Un pasteur pakistanais a passé le lundi de Pâques à enterrer des victimes de l'attentat anti-chrétien ayant frappé la veille un parc bondé de Lahore.

"Je suis épuisé d'enchaîner les enterrements. J'ai mal, ma tête me fait souffrir", soupire un pasteur après avoir célébré six messes de funérailles, au lendemain de l'attentat suicide ayant endeuillé des dizaines de familles pakistanaises alors qu'elles profitaient d'une douce soirée de printemps en ce dimanche de Pâques. AFP / ARIF ALI

Shakeel Anjum n'a pas eu le temps de savourer les fêtes pascales. Ce pasteur pakistanais a passé le lundi de Pâques à enterrer des victimes de l'attentat anti-chrétien ayant frappé la veille un parc bondé de la ville de Lahore (est).

Il dit sa douleur et ses interrogations : "jusqu'où cela va-t-il aller? Combien d'autres corps nous faudra-t-il enterrer?" "Je suis épuisé d'enchaîner les enterrements. J'ai mal, ma tête me fait souffrir", soupire-t-il, la voix éteinte après avoir célébré six messes de funérailles, au lendemain de l'attentat suicide ayant endeuillé des dizaines de familles alors qu'elles profitaient d'une douce soirée de printemps en ce dimanche de Pâques.
Le kamikaze a déclenché sa charge près des balançoires, faisant 72 morts, dont un grand nombre d'enfants, et des centaines de blessés. La faction des talibans pakistanais qui a revendiqué l'attentat a indiqué avoir visé délibérément la communauté chrétienne.

Les six victimes enterrées lundi par M. Anjum vivaient dans deux blocs du quartier de Youhanabad, indique-t-il à l'AFP, une Bible reliée de noir dans les mains. "Nous sommes une communauté tellement aimante dans ce pays, le Pakistan", dit-il au sujet de la minorité chrétienne, qui représente 1,6% à 2% des habitants de cette République islamique de 200 millions d'habitants, majoritairement sunnites.
Les chrétiens sont fréquemment victimes d'attaques au Pakistan, où un double attentat-suicide lors d'une messe avait notamment fait 82 morts à Peshawar en 2013, et des attaques contre des églises avaient coûté la vie à 17 personnes de Lahore en 2015.

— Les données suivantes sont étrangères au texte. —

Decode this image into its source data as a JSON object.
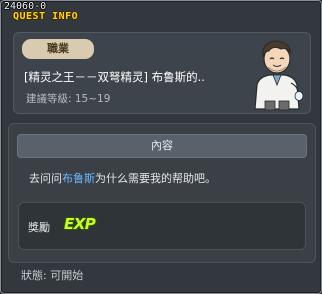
{
  "window": {
    "quest_id": "24060-0",
    "title": "QUEST INFO"
  },
  "header": {
    "job_badge": "職業",
    "quest_name": "[精灵之王－－双弩精灵] 布鲁斯的..",
    "recommend_level": "建議等級: 15~19",
    "portrait_icon": "npc-portrait-icon"
  },
  "content": {
    "section_title": "內容",
    "description_prefix": "去问问",
    "npc_name": "布鲁斯",
    "description_suffix": "为什么需要我的帮助吧。",
    "reward_label": "獎勵",
    "reward_icon_text": "EXP"
  },
  "status": {
    "text": "狀態: 可開始"
  },
  "colors": {
    "title": "#ffd21e",
    "npc_link": "#6cb8ff",
    "exp": "#cdfb2a"
  }
}
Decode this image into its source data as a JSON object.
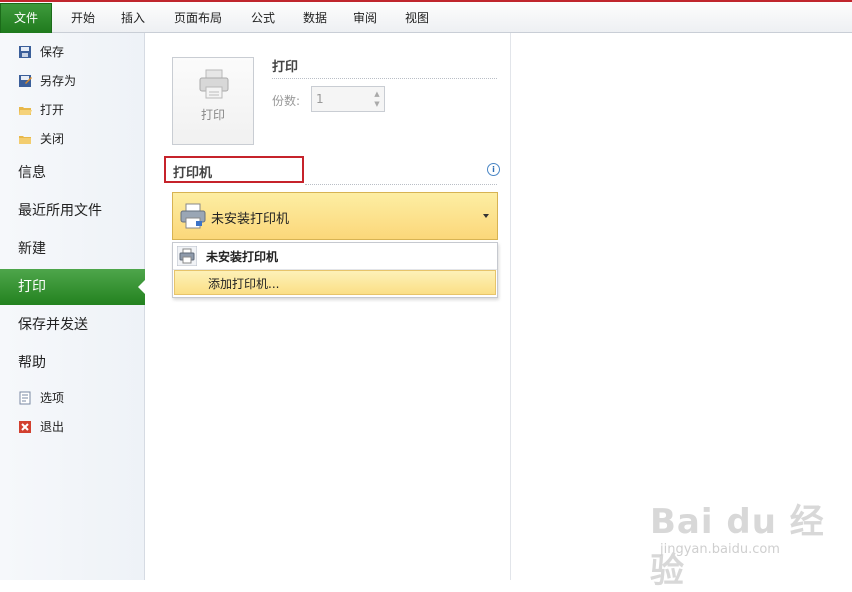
{
  "ribbon": {
    "tabs": [
      "文件",
      "开始",
      "插入",
      "页面布局",
      "公式",
      "数据",
      "审阅",
      "视图"
    ]
  },
  "sidebar": {
    "small_top": [
      {
        "label": "保存",
        "icon": "save-icon"
      },
      {
        "label": "另存为",
        "icon": "save-as-icon"
      },
      {
        "label": "打开",
        "icon": "open-folder-icon"
      },
      {
        "label": "关闭",
        "icon": "close-folder-icon"
      }
    ],
    "big": [
      {
        "label": "信息"
      },
      {
        "label": "最近所用文件"
      },
      {
        "label": "新建"
      },
      {
        "label": "打印",
        "active": true
      },
      {
        "label": "保存并发送"
      },
      {
        "label": "帮助"
      }
    ],
    "small_bottom": [
      {
        "label": "选项",
        "icon": "options-icon"
      },
      {
        "label": "退出",
        "icon": "exit-icon"
      }
    ]
  },
  "print": {
    "section_title": "打印",
    "button_label": "打印",
    "copies_label": "份数:",
    "copies_value": "1"
  },
  "printer": {
    "section_title": "打印机",
    "selected": "未安装打印机",
    "menu_items": [
      "未安装打印机",
      "添加打印机..."
    ]
  },
  "watermark": {
    "brand": "Bai du 经验",
    "url": "jingyan.baidu.com"
  },
  "colors": {
    "file_tab": "#2a872a",
    "active_nav": "#2f8a2c",
    "highlight_box": "#c6232b",
    "dropdown": "#fbd77a"
  }
}
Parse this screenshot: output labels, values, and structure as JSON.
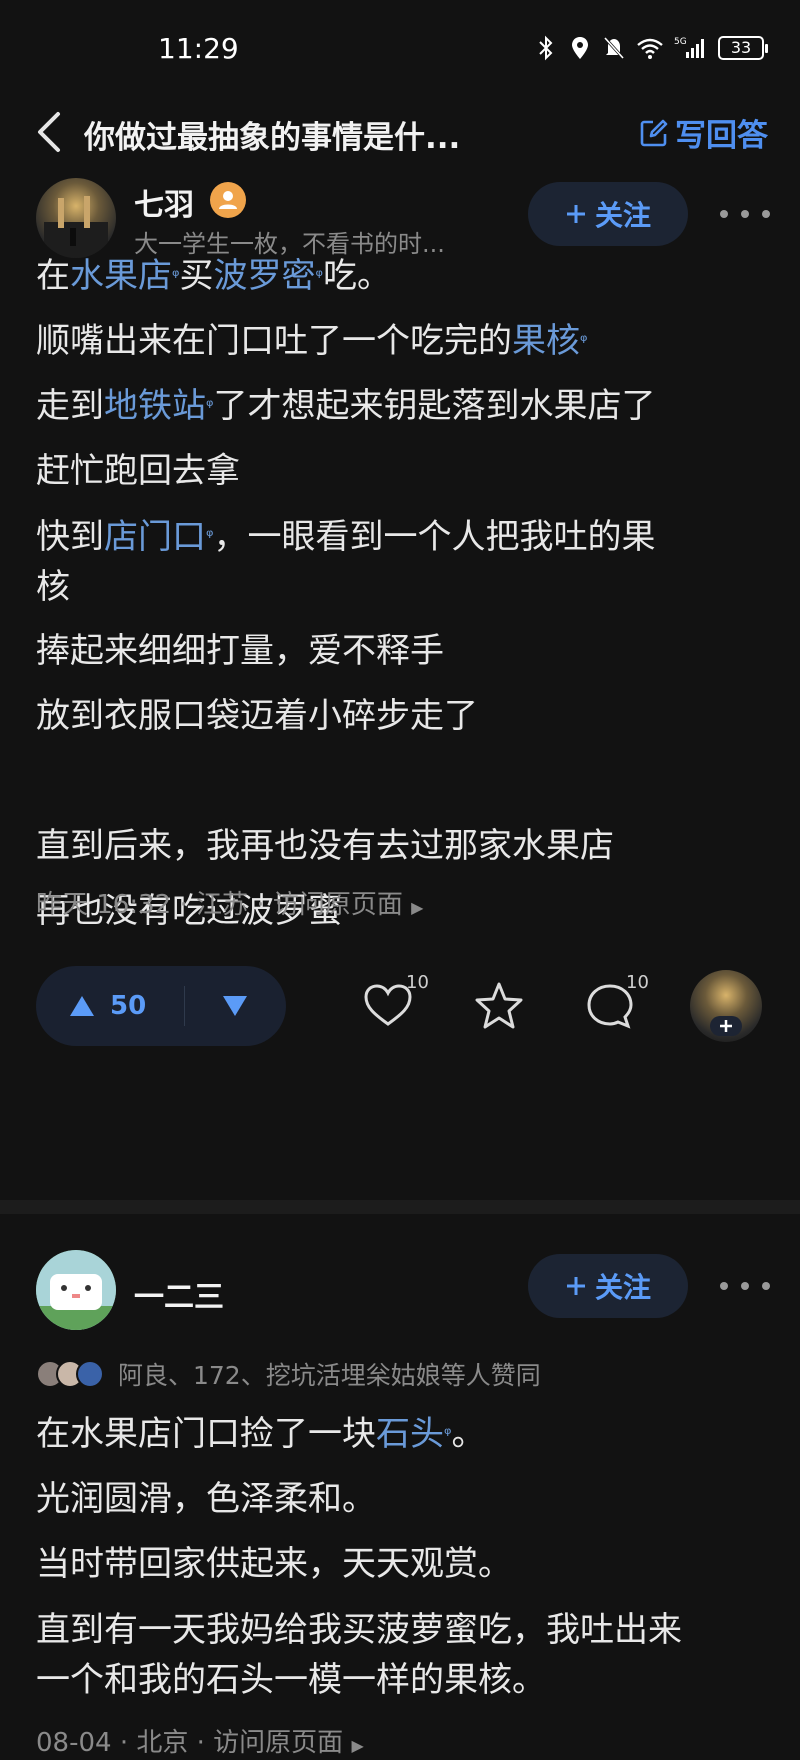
{
  "status": {
    "time": "11:29",
    "battery": "33"
  },
  "nav": {
    "title": "你做过最抽象的事情是什...",
    "write_label": "写回答"
  },
  "answer1": {
    "author": "七羽",
    "bio": "大一学生一枚，不看书的时...",
    "follow_label": "关注",
    "meta": {
      "date": "昨天 16:32",
      "location": "江苏",
      "link": "访问原页面"
    },
    "votes": "50",
    "like_count": "10",
    "comment_count": "10"
  },
  "answer2": {
    "author": "一二三",
    "follow_label": "关注",
    "endorsers_text": "阿良、172、挖坑活埋枀姑娘等人赞同",
    "meta": {
      "date": "08-04",
      "location": "北京",
      "link": "访问原页面"
    }
  },
  "a1": {
    "l1": {
      "t1": "在",
      "k1": "水果店",
      "t2": "买",
      "k2": "波罗密",
      "t3": "吃。"
    },
    "l2": {
      "t1": "顺嘴出来在门口吐了一个吃完的",
      "k1": "果核"
    },
    "l3": {
      "t1": "走到",
      "k1": "地铁站",
      "t2": "了才想起来钥匙落到水果店了"
    },
    "l4": "赶忙跑回去拿",
    "l5": {
      "t1": "快到",
      "k1": "店门口",
      "t2": "，一眼看到一个人把我吐的果",
      "t3": "核"
    },
    "l6": "捧起来细细打量，爱不释手",
    "l7": "放到衣服口袋迈着小碎步走了",
    "l8": "直到后来，我再也没有去过那家水果店",
    "l9": "再也没有吃过波罗蜜"
  },
  "a2": {
    "l1": {
      "t1": "在水果店门口捡了一块",
      "k1": "石头",
      "t2": "。"
    },
    "l2": "光润圆滑，色泽柔和。",
    "l3": "当时带回家供起来，天天观赏。",
    "l4": {
      "t1": "直到有一天我妈给我买菠萝蜜吃，我吐出来",
      "t2": "一个和我的石头一模一样的果核。"
    }
  },
  "colors": {
    "accent": "#5b9bf7",
    "keyword": "#6a9ad8",
    "background": "#121212"
  },
  "icons": [
    "back-chevron-icon",
    "edit-icon",
    "plus-icon",
    "more-dots-icon",
    "upvote-icon",
    "downvote-icon",
    "heart-icon",
    "star-icon",
    "comment-icon"
  ]
}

Victimes récurrentes de discrimination, ils vivent également sous la menace d'être taxés de blasphème, un chef d'accusation souvent détourné pour régler des comptes personnels, selon les défenseurs des droits de l'homme.
"Nous avons bien besoin de consolation", estime le pasteur Anjum, de la Chapelle des enfants à Youhanabad. "Nous sommes las, inquiets, nous avons peur. Nous prions que ce pays soit sûr. Nous sommes Pakistanais, nous aimons le Pakistan", explique-t-il.

Les chrétiens ont été particulièrement peinés de cette attaque qui a entaché la fête de Pâques, marquant la résurrection de Jésus selon la tradition chrétienne. Mais les victimes sont aussi musulmanes, souligne le pasteur. "Nous sommes tous frappés par cela, chrétiens comme musulmans".
Parmi les victimes enterrées lundi, Mutahir Javed, la vingtaine. "Il est mort juste devant moi", raconte son père à l'AFP, alors que les proches sanglotent pendant les funérailles. "J'ai essayé de faire un massage cardiaque à mon fils, et de le réanimer, mais il était parti".

Le père Anjum a également enterré Salamat Masih, un autre jeune âgé d'une vingtaine d'années, dont la mère effondrée devait être soutenue par des femmes de la famille. "Mon fils, mon fils, personne ne devrait enterrer son fils", se lamentait-elle. "Faire autant d'enterrements, c'est mon travail, mais mon cœur ne se sent pas bien", dit l'homme d'église. Quand on devient pasteur "on ne pense pas aux funérailles. On pense à la Bible et à transmettre son message au monde, un message de vie, pas de mort. C'est très difficile", soupire-t-il.